Question

the figure below shows a right triangle: image of right triangle with sides labeled p units (vertical leg), r units (horizontal leg), q units (hypotenuse), angles x° (at horizontal leg and hypotenuse) and y° (at vertical leg and hypotenuse) what is r ÷ p equal to?

Explanation:

Step1: Recall trigonometric ratios

In a right triangle, the tangent of an angle is defined as the ratio of the opposite side to the adjacent side. For angle \( y^\circ \), the opposite side is \( r \) and the adjacent side is \( p \). So, \( \tan(y^\circ)=\frac{r}{p} \).

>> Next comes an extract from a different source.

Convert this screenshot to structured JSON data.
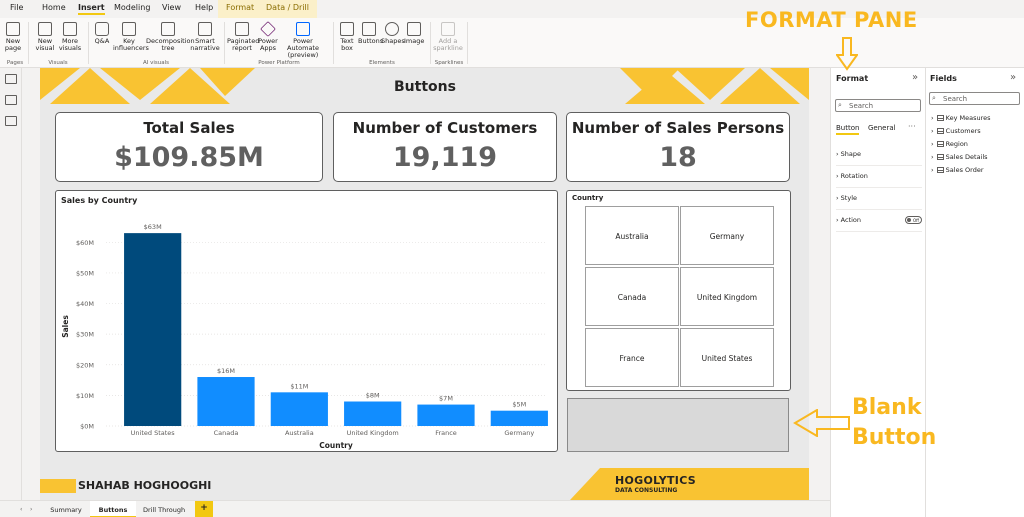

Also, for angle \( x^\circ \), the tangent of \( x^\circ \) is \( \tan(x^\circ)=\frac{p}{r} \), but we need \( \frac{r}{p} \), which is \( \tan(y^\circ) \) or \( \cot(x^\circ) \) (since \( \cot\theta = \frac{1}{\tan\theta} \), so \( \cot(x^\circ)=\frac{r}{p} \) as \( \tan(x^\circ)=\frac{p}{r} \)). But more directly, using the definition of tangent for angle \( y \): \( \tan(y)=\frac{\text{opposite}}{\text{adjacent}}=\frac{r}{p} \), and also \( \tan(x)=\frac{p}{r} \), so \( \frac{r}{p}=\frac{1}{\tan(x)}=\cot(x) \), or equivalently \( \tan(y) \). Since the problem is about the ratio \( r\div p=\frac{r}{p} \), from the right triangle, for angle \( y \), opposite side is \( r \), adjacent is \( p \), so \( \frac{r}{p}=\tan(y^\circ) \), and for angle \( x \), opposite is \( p \), adjacent is \( r \), so \( \frac{r}{p}=\cot(x^\circ) \) (or \( \tan(90^\circ - x^\circ) \) since \( x + y=90^\circ \)).

Step2: Identify the ratio

Since \( r\div p=\frac{r}{p} \), and in the right triangle, for angle \( y \), \( \tan(y)=\frac{r}{p} \), and for angle \( x \), \( \cot(x)=\frac{r}{p} \) (because \( \cot(x)=\frac{\text{adjacent to }x}{\text{opposite to }x}=\frac{r}{p} \)). So \( r\div p \) is equal to \( \tan(y^\circ) \) (or \( \cot(x^\circ) \)).

Answer:

\( \tan(y^\circ) \) (or \( \cot(x^\circ) \))